Le vent de panique de la semaine dernière a été chassé par un vent d'euphorie. Les bourses se sont envolées dès lundi, accueillant dans l'allégresse le plan de soutien concocté pendant le week-end par les autorités politiques et monétaires européennes pour soutenir la monnaie unique.

Est-ce que je suis étonné? Pas vraiment. Vendredi dernier, avant ce dénouement heureux, j'écrivais déjà que le pire serait évité et que, dans une semaine, on parlerait d'autre chose. C'est ce qui est en train de se produire. Est-ce que la crise est pour autant derrière nous? Non. Elle ne fait que commencer. Car tout dépend de ce qu'on entend par crise.

L'apparente contradiction tient à notre façon de traiter les enjeux économiques. On ne regarde pas les bonnes choses. On décode trop les événements économiques à travers le prisme déformant des marchés financiers, avec ses émois, ses revirements, ses mouvements spéculatifs et sa vision à courte vue. Une tendance renforcée par une culture médiatique qui se nourrit de spectaculaire. Si on oublie un peu le showbizz et qu'on prend un certain recul, on peut voir les choses d'une autre façon.

En créant un fonds de soutien de 750 milliards d'euros, l'Union européenne a envoyé le message qu'elle soutiendrait ses pays membres, et donc sa monnaie, ce qui éloigne sérieusement la possibilité que la Grèce soit incapable de rembourser sa dette et que cet effondrement ait un effet d'entraînement sur d'autres pays européens fragiles et sur l'euro.

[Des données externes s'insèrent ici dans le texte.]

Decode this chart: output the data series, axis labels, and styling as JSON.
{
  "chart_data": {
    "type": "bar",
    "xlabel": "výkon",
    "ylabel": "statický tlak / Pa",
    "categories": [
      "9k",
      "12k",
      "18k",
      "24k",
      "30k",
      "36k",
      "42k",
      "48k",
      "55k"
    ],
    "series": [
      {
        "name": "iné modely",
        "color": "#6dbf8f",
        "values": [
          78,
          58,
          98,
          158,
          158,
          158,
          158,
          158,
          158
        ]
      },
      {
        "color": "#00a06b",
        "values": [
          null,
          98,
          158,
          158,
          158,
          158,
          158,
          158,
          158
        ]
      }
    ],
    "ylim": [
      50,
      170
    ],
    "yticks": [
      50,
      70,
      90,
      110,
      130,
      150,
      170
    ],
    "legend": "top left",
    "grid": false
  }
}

Mais en ce faisant, l'Europe ne fait que gagner du temps. Ce à quoi elle doit maintenant s'attaquer, c'est à un long et laborieux effort de reconstruction. C'est moins spectaculaire que les mouvements en yoyo des indices boursiers, mais c'est bien plus dramatique.

Avec le recul, on peut voir ces turbulences européennes comme un contrecoup de la crise financière et de la récession mondiale, un peu comme les répliques qui suivent un tremblement de terre. Pour combattre la récession, la plupart des pays ont lancé des plans de relance, un remède efficace, mais qui comportait un effet secondaire, l'aggravation de l'endettement. Cela frappe plus particulièrement les pays déjà très fragiles, comme la Grèce, dont la dette atteint 115% du PIB, et dans une moindre mesure les pays qui ont été davantage frappés par la récession, comme l'Espagne, le Portugal ou l'Irlande.

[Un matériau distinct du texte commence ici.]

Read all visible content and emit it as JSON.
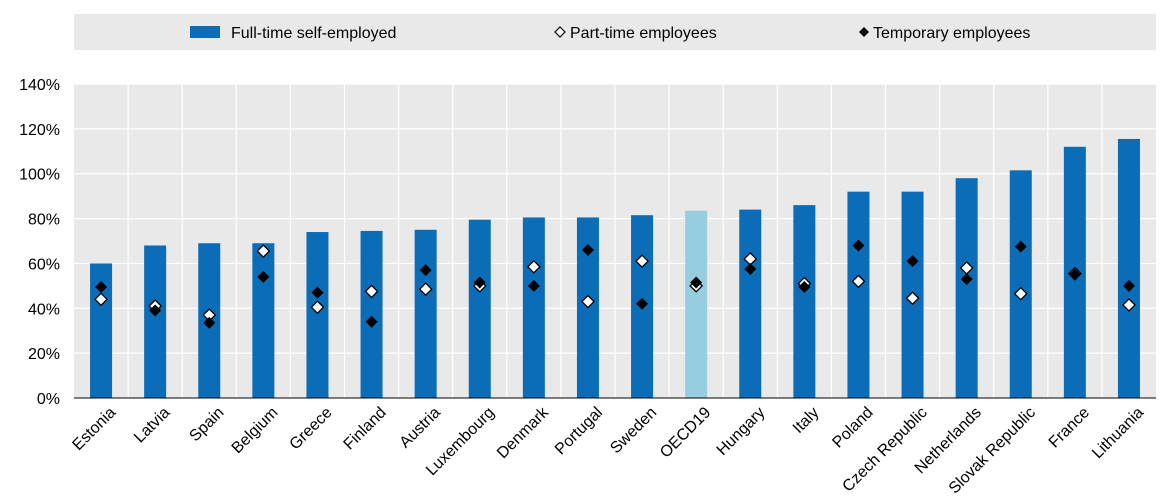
{
  "chart_data": {
    "type": "bar",
    "categories": [
      "Estonia",
      "Latvia",
      "Spain",
      "Belgium",
      "Greece",
      "Finland",
      "Austria",
      "Luxembourg",
      "Denmark",
      "Portugal",
      "Sweden",
      "OECD19",
      "Hungary",
      "Italy",
      "Poland",
      "Czech Republic",
      "Netherlands",
      "Slovak Republic",
      "France",
      "Lithuania"
    ],
    "highlight_category": "OECD19",
    "series": [
      {
        "name": "Full-time self-employed",
        "marker": "bar",
        "color": "#0b6db8",
        "values": [
          60,
          68,
          69,
          69,
          74,
          74.5,
          75,
          79.5,
          80.5,
          80.5,
          81.5,
          83.5,
          84,
          86,
          92,
          92,
          98,
          101.5,
          112,
          115.5
        ]
      },
      {
        "name": "Part-time employees",
        "marker": "hollow-diamond",
        "values": [
          44,
          41,
          37,
          65.5,
          40.5,
          47.5,
          48.5,
          50,
          58.5,
          43,
          61,
          50,
          62,
          51,
          52,
          44.5,
          58,
          46.5,
          55.5,
          41.5
        ]
      },
      {
        "name": "Temporary employees",
        "marker": "filled-diamond",
        "values": [
          49.5,
          39,
          33.5,
          54,
          47,
          34,
          57,
          51.5,
          50,
          66,
          42,
          51.5,
          57.5,
          49.5,
          68,
          61,
          53,
          67.5,
          55,
          50
        ]
      }
    ],
    "highlight_color": "#96cde0",
    "ylim": [
      0,
      140
    ],
    "yticks": [
      "0%",
      "20%",
      "40%",
      "60%",
      "80%",
      "100%",
      "120%",
      "140%"
    ],
    "ytick_values": [
      0,
      20,
      40,
      60,
      80,
      100,
      120,
      140
    ],
    "legend_placement": "top",
    "grid": "vertical-and-horizontal"
  }
}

C'est sur cette toile de fond que s'est déroulé l'épisode hellène. Un pays mal géré, qui avait falsifié ses livres, dans une impasse politique telle que des prêteurs et des agences de notation pouvaient raisonnablement craindre que le pays soit incapable de rembourser sa dette ou, à tout le moins, que le risque des prêts à ce pays augmentait. D'où la décote.

Ce qui était moins raisonnable, c'est le cercle vicieux, le fait qu'un pays dont la cote baisse a encore plus de mal à s'en sortir, que les jeux spéculatifs sur l'euro amplifient le problème et sèment le doute sur d'autres pays qui ne sont pas dans la même situation. L'intervention européenne casse cette dynamique, en réduisant le risque, et en faisant perdre de l'argent à ceux qui ont spéculé contre l'euro.

C'est maintenant que le vrai travail doit commencer. La Grèce doit faire son ménage, avec des conséquences politiques, économiques et sociales majeures pendant des années. Les autres pays fragilisés doivent accélérer leur redressement. L'Europe dans son ensemble doit resserrer les critères financiers d'adhésion à la monnaie commune.

Mais les enjeux les plus difficiles seront probablement de nature politique, et ils tournent autour des problèmes que pose une monnaie commune partagée par des pays disparates, tant par la taille, la richesse, la performance que les traditions politiques.